Take the TV industry: They’ve been frightened by timeshifting & the TiVo effect for a long time. People simply don’t have to watch their advertising any more – they can skip it with a few clicks of a remote. So what did they do? They started putting the advertising in the TV shows themselves. Some shows like American Idol & 24 take this to a ridiculous extreme however. Who can forget when Chloe discovered that CTU was underattack by hackers but "THE CISCO FIREWALL IS PROTECTING CTU!" Every watcher groaned at how cheesy and lame Cisco & the producers of 24 were for laying it so thick
And frankly, I don’t think their going to be losing a lot of direct readers if their own feed is of good quality.

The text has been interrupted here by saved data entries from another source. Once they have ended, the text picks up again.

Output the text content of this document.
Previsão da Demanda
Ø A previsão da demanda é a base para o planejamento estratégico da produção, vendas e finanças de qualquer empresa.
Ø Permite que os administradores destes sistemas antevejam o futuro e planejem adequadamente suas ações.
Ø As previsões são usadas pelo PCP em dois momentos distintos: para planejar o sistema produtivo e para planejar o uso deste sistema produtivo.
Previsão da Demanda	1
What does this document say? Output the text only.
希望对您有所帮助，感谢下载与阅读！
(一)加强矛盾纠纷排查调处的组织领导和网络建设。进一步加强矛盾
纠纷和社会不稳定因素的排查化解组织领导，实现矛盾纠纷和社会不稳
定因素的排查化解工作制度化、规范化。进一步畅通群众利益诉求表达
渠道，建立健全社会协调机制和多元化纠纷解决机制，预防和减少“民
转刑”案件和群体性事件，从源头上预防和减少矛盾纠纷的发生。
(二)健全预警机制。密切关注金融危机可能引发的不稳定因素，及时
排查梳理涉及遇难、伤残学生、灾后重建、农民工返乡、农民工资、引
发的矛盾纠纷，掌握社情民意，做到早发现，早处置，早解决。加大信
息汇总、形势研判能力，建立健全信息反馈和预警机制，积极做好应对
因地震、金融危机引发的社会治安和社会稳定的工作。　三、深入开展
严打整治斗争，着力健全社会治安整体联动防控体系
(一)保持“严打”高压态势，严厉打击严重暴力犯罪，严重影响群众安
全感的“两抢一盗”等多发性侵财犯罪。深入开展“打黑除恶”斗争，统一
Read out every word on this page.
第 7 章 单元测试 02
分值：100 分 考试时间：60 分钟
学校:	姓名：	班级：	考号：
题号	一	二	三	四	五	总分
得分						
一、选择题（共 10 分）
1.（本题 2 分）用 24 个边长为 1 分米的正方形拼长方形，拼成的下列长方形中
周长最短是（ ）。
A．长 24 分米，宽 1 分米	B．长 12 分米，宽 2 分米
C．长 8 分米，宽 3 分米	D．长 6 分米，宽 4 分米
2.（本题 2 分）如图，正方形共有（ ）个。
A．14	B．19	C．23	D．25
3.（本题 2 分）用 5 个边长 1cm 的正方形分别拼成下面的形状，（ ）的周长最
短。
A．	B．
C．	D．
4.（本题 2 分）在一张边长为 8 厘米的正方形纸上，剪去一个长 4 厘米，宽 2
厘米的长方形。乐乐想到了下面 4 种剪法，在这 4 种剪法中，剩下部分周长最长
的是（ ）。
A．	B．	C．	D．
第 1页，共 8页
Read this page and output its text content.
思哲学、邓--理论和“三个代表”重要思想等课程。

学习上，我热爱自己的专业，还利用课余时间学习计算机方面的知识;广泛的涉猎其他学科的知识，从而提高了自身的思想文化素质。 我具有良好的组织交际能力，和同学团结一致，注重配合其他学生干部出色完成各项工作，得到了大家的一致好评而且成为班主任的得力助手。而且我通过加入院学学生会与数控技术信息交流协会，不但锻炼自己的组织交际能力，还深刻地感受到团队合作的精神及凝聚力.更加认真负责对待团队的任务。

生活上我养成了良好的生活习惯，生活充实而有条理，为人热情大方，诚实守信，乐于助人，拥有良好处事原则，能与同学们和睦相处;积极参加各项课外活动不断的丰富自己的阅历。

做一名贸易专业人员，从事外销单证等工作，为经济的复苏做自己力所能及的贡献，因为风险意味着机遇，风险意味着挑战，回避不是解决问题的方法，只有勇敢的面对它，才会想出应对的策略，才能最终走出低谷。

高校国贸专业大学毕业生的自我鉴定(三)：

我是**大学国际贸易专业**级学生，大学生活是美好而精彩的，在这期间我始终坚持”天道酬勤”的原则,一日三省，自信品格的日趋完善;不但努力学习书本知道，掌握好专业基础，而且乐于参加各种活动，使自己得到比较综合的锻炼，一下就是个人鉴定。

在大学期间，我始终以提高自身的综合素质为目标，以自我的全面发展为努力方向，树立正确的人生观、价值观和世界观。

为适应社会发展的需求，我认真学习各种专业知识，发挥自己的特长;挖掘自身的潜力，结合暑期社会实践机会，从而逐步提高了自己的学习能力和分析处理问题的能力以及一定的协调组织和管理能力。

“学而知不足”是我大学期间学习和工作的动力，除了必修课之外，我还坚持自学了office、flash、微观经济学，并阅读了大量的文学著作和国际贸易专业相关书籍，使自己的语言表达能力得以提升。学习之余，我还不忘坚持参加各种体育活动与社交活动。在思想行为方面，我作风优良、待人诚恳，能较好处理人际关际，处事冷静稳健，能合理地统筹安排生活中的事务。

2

- LOSS OF ADVERTISING REVENUE
Opponents claim that they’ll lose viewers of their existing web site and thus they’ll lose both soft touches as well as hard touches.This is myopic. The other side of the coin is that if they don’t publish a full feed, they’re losing readers COMPLETELY. Neither I, nor anyone in my position, is interested in visiting your site when there are perfectly good alternatives for information available that do in fact publish full RSS feeds. And let’s not kid ourselves Mr. Partial Feed publisher: You’re not that special. In 24 hours, the same content you published will be reported on by some other web site, probably more completely than you being that they’ve had 24 hours more to compile the story.
Take Infoworld for example: http://www.infoworld.com/rss/news.xml. There are other sites that publish the same content as they do earlier in the day, however they publish both their complete text content and a big old graphical advertisement that you just can’t avoid in the middle of their articles. Then at the end of the post, they have context-sensitive, targeted text ads that show up.
Well god bless Infoworld. I don’t mind viewing their ads if I get all the content. I really don’t. Sure they’re not going to get a count of my actual soft touch viewing, unlike actually visiting the web site, but that’s the price they pay for guaranteeing that every single day, I’m going to download their site’s content and along with it, their advertising.
(The day however, they start putting FLASH ADS in an RSS feed is the day y’all get deleted. No one minds a 30k animated GIF file, but having to download a 250k Flash ad is nuts when 250k is how much actual data TOTAL is downloaded daily by my smartphone’s RSS reader.)
There are other arguments, but these are the primary ones. The bottom line is that my OPML file – the summary of all the RSS feeds I subscribe to – is a list of about 50 feeds however it now consists of mostly full RSS feeds only. I’ve made some exceptions for sites that SPECIFICALLY PUBLISH THEIR SITE IN POCKET PC FRIENDLY FORMAT so if I do want to read the whole article, it at least shows up in 240×320 resolution format with few graphics making it easy to read and quick to download. But otherwise, I deleted a good 25 feeds recently… all of the partial RSS feeds.
I just don’t have time for you partial feeders.